BlueOval Battery Park Michigan — Ford Motor Company’s planned $3.5 billion battery plant near Marshall announced on February 13 — is the most recent step toward that objective, joining General Motors’ $2.5 billion plant near Lansing and Michigan-based battery startup ONE’s planned $1.6 billion facility in Van Buren Township.

But similar recent announcements in Ontario, Nevada and North Carolina underscore that the competition for a share of the world’s clean energy future has only just begun. As Gov. Whitmer declared in the wake of Ford’s announcement, Michigan needs to “keep our foot on the accelerator.”

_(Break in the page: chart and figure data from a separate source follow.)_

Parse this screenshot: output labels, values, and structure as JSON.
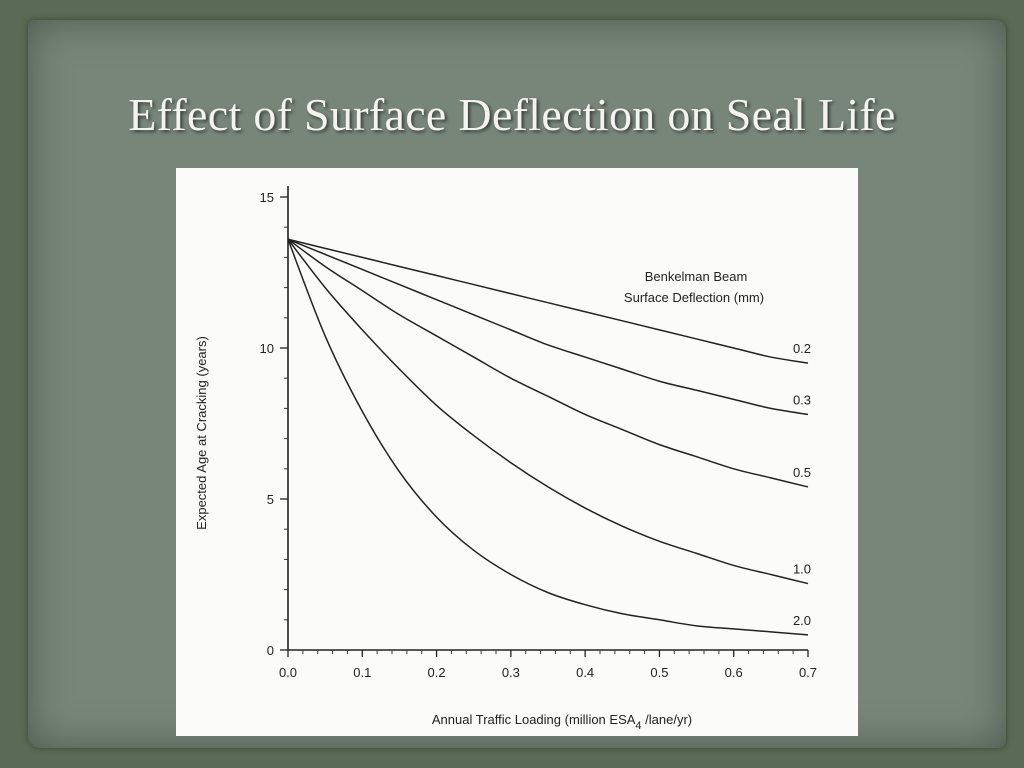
{
  "slide": {
    "title": "Effect of Surface Deflection on Seal Life"
  },
  "chart_data": {
    "type": "line",
    "xlabel_parts": [
      "Annual Traffic Loading (million ESA",
      "4",
      " /lane/yr)"
    ],
    "ylabel": "Expected Age at Cracking (years)",
    "xlim": [
      0.0,
      0.7
    ],
    "ylim": [
      0,
      15
    ],
    "x_ticks": [
      "0.0",
      "0.1",
      "0.2",
      "0.3",
      "0.4",
      "0.5",
      "0.6",
      "0.7"
    ],
    "y_ticks": [
      "0",
      "5",
      "10",
      "15"
    ],
    "legend_title": [
      "Benkelman Beam",
      "Surface Deflection (mm)"
    ],
    "grid": false,
    "x": [
      0.0,
      0.05,
      0.1,
      0.15,
      0.2,
      0.25,
      0.3,
      0.35,
      0.4,
      0.45,
      0.5,
      0.55,
      0.6,
      0.65,
      0.7
    ],
    "series": [
      {
        "name": "0.2",
        "values": [
          13.6,
          13.3,
          13.0,
          12.7,
          12.4,
          12.1,
          11.8,
          11.5,
          11.2,
          10.9,
          10.6,
          10.3,
          10.0,
          9.7,
          9.5
        ]
      },
      {
        "name": "0.3",
        "values": [
          13.6,
          13.1,
          12.6,
          12.1,
          11.6,
          11.1,
          10.6,
          10.1,
          9.7,
          9.3,
          8.9,
          8.6,
          8.3,
          8.0,
          7.8
        ]
      },
      {
        "name": "0.5",
        "values": [
          13.6,
          12.7,
          11.9,
          11.1,
          10.4,
          9.7,
          9.0,
          8.4,
          7.8,
          7.3,
          6.8,
          6.4,
          6.0,
          5.7,
          5.4
        ]
      },
      {
        "name": "1.0",
        "values": [
          13.6,
          12.0,
          10.6,
          9.3,
          8.1,
          7.1,
          6.2,
          5.4,
          4.7,
          4.1,
          3.6,
          3.2,
          2.8,
          2.5,
          2.2
        ]
      },
      {
        "name": "2.0",
        "values": [
          13.6,
          10.4,
          7.9,
          5.9,
          4.4,
          3.3,
          2.5,
          1.9,
          1.5,
          1.2,
          1.0,
          0.8,
          0.7,
          0.6,
          0.5
        ]
      }
    ]
  }
}
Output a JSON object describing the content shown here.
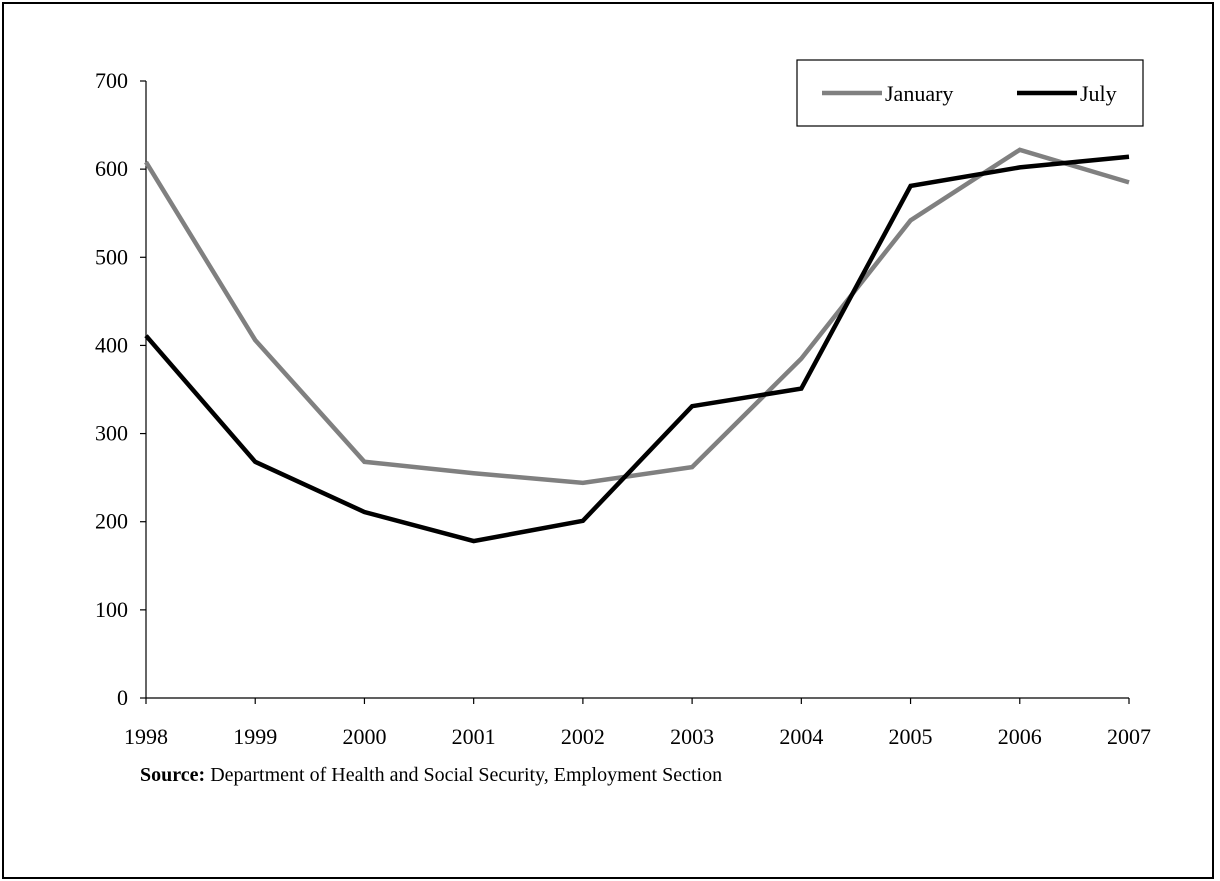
{
  "chart_data": {
    "type": "line",
    "title": "",
    "xlabel": "",
    "ylabel": "",
    "x": [
      "1998",
      "1999",
      "2000",
      "2001",
      "2002",
      "2003",
      "2004",
      "2005",
      "2006",
      "2007"
    ],
    "ylim": [
      0,
      700
    ],
    "yticks": [
      0,
      100,
      200,
      300,
      400,
      500,
      600,
      700
    ],
    "grid": false,
    "legend_position": "top-right",
    "series": [
      {
        "name": "January",
        "color": "#808080",
        "values": [
          608,
          406,
          268,
          255,
          244,
          262,
          385,
          542,
          622,
          585
        ]
      },
      {
        "name": "July",
        "color": "#000000",
        "values": [
          411,
          268,
          211,
          178,
          201,
          331,
          351,
          581,
          602,
          614
        ]
      }
    ]
  },
  "source": {
    "label": "Source:",
    "text": "Department of Health and Social Security, Employment Section"
  }
}
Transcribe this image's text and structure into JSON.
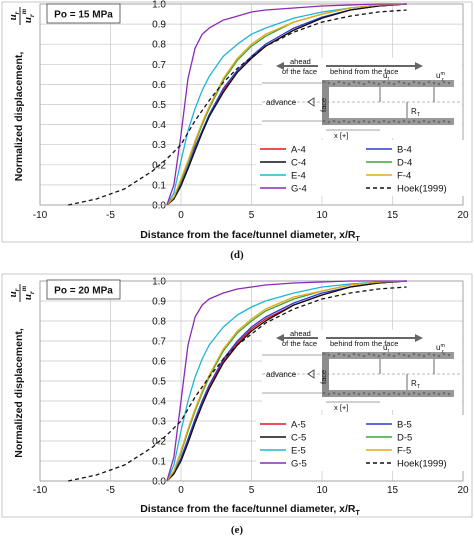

How can Michigan keep building this supply chain while creating economic opportunities for all Michiganders? A significant source of our clean energy potential and what makes Michigan well positioned remains mostly untapped: our ability to safely extract and process the raw materials essential to Michigan’s (and the world’s) growing roster of advanced manufacturers.

Michigan is uniquely positioned to develop and execute a strategy that takes advantage of this demand.

Michigan is a manufacturing state

The birthplace of the auto industry still houses one-fifth of auto production in the United States and a growing list of suppliers eager to feed automaker demand for batteries and other vehicle components. Batteries and other high-tech materials cannot exist without nickel, copper and rare earths — significant quantities of which are located right here in Michigan and, in the case of copper and iron ore, have been mined for generations. Proximity to a secure and reliable source of minerals has become more important to manufacturers incentivized to reduce reliance on suppliers in unfriendly countries, lower their carbon footprint and minimize the risk of global supply chain disruptions.

Michigan has abundant mineral resources and mining know-how

We have been a mining state for more than 125 years, with production totaling about $50 billion since the mid-1990s. The National Mining Association reports that mining supports approximately 9,000 direct jobs in Michigan and 17,000 indirect and induced jobs. Mining contributes roughly $1 billion to the state’s GDP annually.

Michigan is one of the only states that mines iron ore for the steel industry, and still the only state that produces nickel. Although the number of Michigan copper mines has dwindled, we have a storied copper mining history and projects with significant potential.

Michigan has the playbook for mineral development with minimal environmental impact

Eagle Mine in the Upper Peninsula, the only operating nickel mine in the U.S., is a notable success story. Faced with concerns that the mine would contaminate local groundwater, the mine owner worked with members of the local community to create a stringent monitoring program that has prevented pollution since the mine began operating in 2014.

Michigan is already developing a “circular economy” for key minerals

Michigan Technological University and Eagle Mine are co-recipients of $8.1 million to prove new research technologies that develop sustainable processes to supply critical minerals for EV battery manufacturing. The university and company received an additional $2.5 million from the U.S. Department of Energy to enable the study of recycling opportunities in Eagle Mine’s tailings facility. Gov. Whitmer’s budget proposal on Feb. 8 put forward $15 million for a critical mineral recycling research hub.

Major federal dollars are on the table

The Infrastructure Investment and Jobs Act passed in 2021 expands the list of projects eligible to receive a Department of Energy loan or loan guarantee to include those that increase the domestically produced supply of critical minerals.

The Inflation Reduction Act signed in 2022 provides advanced manufacturing credits for the domestic production of certain critical minerals. The White House has also invoked the longstanding Defense Production Act to encourage “sustainable and responsible domestic mining” through hundreds of millions of dollars in purchase commitments and loan guarantees. Domestic content requirements for IRA EV tax credits have incentivized automakers to source raw materials at home.

All these factors have created a generational opportunity for Michigan to pursue a comprehensive “mining-to-mobility-to-sustainability” strategy that drives innovation in all corners of Michigan, strengthens supply chain security for Michigan manufacturers, and cements Michigan’s leading role in building the clean technologies of the present and future.